Alejandra Romo-Araiza; Gabriela Gutiérrez-Salmeán; Emilio J Galván; Melissa Hernández-Frausto; Gabriel Herrera-López; Hector Romo-Parra; Valentina García-Contreras; Ana María Fernández-Presas; Ricardo Jasso-Chávez; Cesar V Borlongan; Antonio Ibarra

doi:10.3389/fnagi.2018.00416

Probiotics and Prebiotics as a Therapeutic Strategy to Improve Memory in a Model of Middle-Aged Rats

Front Aging Neurosci. 2018 Dec 18:10:416. doi: 10.3389/fnagi.2018.00416. eCollection 2018.

Affiliations

¹ Centro de Investigación en Ciencias de la Salud (CICSA), Facultad de Ciencias de la Salud, Universidad Anáhuac México, Huixquilucan, Mexico.
² Departamento de Farmacobiología, CINVESTAV Sede Sur, Mexico City, Mexico.
³ Departamento de Microbiología, National Autonomous University of Mexico (UNAM), Mexico City, Mexico.
⁴ Departamento de Bioquímica, Instituto Nacional de Cardiología, Mexico City, Mexico.
⁵ Center of Excellence for Aging and Brain Repair, Department of Neurosurgery and Brain Repair, University of South Florida Morsani College of Medicine, Tampa, FL, United States.

Abstract

Aging is associated with morphological, physiological and metabolic changes, leading to multiorgan degenerative pathologies, such as cognitive function decline.
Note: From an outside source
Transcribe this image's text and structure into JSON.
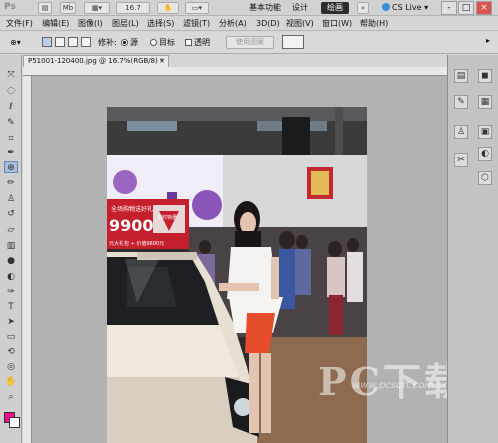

It has been suggested that memory loss also involves a decrease in neurotrophic factors, including brain-derived neurotrophic factor (BDNF). In recent years, microbiota has been proposed as an essential player in brain development, as it is believed to activate BDNF secretion through butyrate production. Thus, microbiota modulation by supplementation with probiotics and prebiotics may impact cognitive decline. This study aimed to evaluate the effects of probiotics and prebiotics supplementation on the memory of middle-aged rats. Sprague-Dawley male rats were randomized in four groups (n = 13 per group): control (water), probiotic (E. faecium), prebiotic (agave inulin), symbiotic (E. faecium + inulin), which were administered for 5 weeks by oral gavage. Spatial and associative memory was analyzed using the Morris Water Maze (MWM) and Pavlovian autoshaping tests, respectively. Hippocampus was obtained to analyze cytokines [interleukin (IL-1β) and tumor necrosis factor (TNF-α)], BDNF and γ-aminobutyric acid (GABA) by enzyme-linked immunosorbent assay (ELISA). Butyrate concentrations were also evaluated in feces. The symbiotic group showed a significantly better performance in MWM (p < 0.01), but not in Pavlovian autoshaping test. It also showed significantly lower concentrations of pro-inflammatory cytokines (p < 0.01) and the reduction in IL-1β correlated with a better performance of the symbiotic group in MWM (p < 0.05). Symbiotic group also showed the highest BDNF and butyrate levels (p < 0.0001). Finally, we compared the electrophysiological responses of control (n = 8) and symbiotic (n = 8) groups. Passive properties of CA1 pyramidal cells (PCs) exhibited changes in response to the symbiotic treatment. Likewise, this group showed an increase in the N-methyl-D-aspartate receptor (NMDA)/AMPA ratio and exhibited robust long-term potentiation (LTP; p < 0.01). Integrated results suggest that symbiotics could improve age-related impaired memory.

Keywords: BDNF; associative memory; butyrate; spatial memory; symbiotic.